Ume To Release New Album 'Monuments' 3/4 Via Dangerbird Records
Austin rock band Ume today announced that they will release their much-anticipated new album, Monuments, on March 4th via Dangerbird Records. Monuments is the follow-up to the trio's heralded debut full-length album Phantoms, which was released in 2011. The new album was recorded in Seattle, WA at Robert Lang Studios and produced by Grammy® Award winning producer Adam Kasper (Queens of the Stone Age, Nirvana, Foo Fighters, Cat Power). Monuments is available for pre-order beginning today exclusively on iTunes.
"We didn't hold anything back with Monuments. I think Adam Kasper really helped us to capture in a sincere and sonically heavy way that freedom we feel live," said the band's guitarist and vocalist Lauren Larson. "For me, each song is a sort of commemoration of a different emotion or experience. One song might make you want to bang your head and the next make you want to hug someone you love. I think it's these wildly different textures that make us a band and make us all human. That's what we wanted to communicate -- something honest and different through a rock record.

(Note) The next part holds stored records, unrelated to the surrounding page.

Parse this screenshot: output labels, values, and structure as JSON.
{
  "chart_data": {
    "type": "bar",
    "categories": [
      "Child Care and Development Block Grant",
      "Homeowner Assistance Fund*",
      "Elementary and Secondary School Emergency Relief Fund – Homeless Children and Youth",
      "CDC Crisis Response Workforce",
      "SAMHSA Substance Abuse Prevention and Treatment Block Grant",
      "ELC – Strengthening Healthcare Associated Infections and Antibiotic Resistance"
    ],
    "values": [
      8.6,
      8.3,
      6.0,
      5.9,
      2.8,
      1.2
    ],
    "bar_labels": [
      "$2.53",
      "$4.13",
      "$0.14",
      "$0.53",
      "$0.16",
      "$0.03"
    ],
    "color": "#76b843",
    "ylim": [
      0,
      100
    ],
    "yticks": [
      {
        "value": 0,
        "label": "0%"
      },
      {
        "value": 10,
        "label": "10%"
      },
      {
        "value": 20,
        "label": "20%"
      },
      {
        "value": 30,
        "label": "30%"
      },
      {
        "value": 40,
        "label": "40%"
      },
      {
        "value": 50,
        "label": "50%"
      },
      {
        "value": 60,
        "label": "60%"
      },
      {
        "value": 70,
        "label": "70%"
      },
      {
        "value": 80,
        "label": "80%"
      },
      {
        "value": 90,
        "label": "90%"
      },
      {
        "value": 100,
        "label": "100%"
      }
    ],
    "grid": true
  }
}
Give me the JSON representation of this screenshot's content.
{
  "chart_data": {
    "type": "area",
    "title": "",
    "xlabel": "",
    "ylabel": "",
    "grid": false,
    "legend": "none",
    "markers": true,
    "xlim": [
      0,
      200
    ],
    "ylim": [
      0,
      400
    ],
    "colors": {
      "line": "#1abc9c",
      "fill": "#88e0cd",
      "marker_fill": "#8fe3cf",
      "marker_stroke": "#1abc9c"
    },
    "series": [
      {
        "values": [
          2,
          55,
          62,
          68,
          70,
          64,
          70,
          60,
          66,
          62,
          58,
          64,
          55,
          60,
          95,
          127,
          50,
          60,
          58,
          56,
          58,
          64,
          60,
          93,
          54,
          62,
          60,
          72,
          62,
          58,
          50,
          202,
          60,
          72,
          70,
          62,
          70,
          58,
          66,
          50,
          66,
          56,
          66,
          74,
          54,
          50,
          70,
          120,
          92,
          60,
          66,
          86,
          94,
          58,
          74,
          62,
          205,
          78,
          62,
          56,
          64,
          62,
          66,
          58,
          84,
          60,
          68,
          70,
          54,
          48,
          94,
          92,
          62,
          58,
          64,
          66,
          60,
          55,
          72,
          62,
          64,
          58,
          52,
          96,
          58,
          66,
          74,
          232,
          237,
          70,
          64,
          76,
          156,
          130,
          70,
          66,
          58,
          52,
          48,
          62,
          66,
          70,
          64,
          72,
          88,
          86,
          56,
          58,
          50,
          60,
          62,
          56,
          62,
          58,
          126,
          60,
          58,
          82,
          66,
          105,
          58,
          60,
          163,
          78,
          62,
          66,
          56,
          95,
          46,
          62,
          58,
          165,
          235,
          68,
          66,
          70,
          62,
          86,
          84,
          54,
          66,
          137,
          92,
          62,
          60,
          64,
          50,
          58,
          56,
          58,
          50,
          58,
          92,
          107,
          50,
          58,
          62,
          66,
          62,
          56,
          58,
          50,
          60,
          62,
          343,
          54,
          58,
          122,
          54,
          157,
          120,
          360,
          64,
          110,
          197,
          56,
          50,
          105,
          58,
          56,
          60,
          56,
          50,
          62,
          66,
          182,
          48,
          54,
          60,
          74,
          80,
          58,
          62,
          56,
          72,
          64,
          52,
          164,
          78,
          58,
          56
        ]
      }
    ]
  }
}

We really can't wait to get this one out."
Hailing from Austin, Texas, Ume is Lauren Larson (Vocals, Guitar), Eric Larson (Bass), and Rachel Fuhrer (Drums) and rarely is the platform for women in rock updated as authoritatively as its been done with this band. The trio's music is one of beautiful juxtapositions: the loud and soft, the aggressive and eerie, buoyant melodies bursting through wall-of-noise dissonance. Ume explores the artier, heavier side of indie rock, post-punk, and alternative rock and have already garnered the attention of Nylon, who declared, "This band is ready to break out in a whole new way... A little like fuzzy shoegaze, raw garage rock and irresistible pop all rolled into one fiery package," while Village Voice proclaimed "Ume immediately won me over with their raucous bursts of guitar-driven art rock, with front woman Lauren Larson threatening to take the whole thing off the rails with the abuse of her guitar strings. Still, underneath this Ume possesses an air of intelligence and depth rare in a genre known primarily for its copious drug use. When it comes to art, psychedelia, and rock and roll, it doesn't get much better." Rolling Stone said "Distortion-heavy jams (and the whole marriage thing) invite comparisons to Sonic Youth, but Ume do more headbanging and wailing."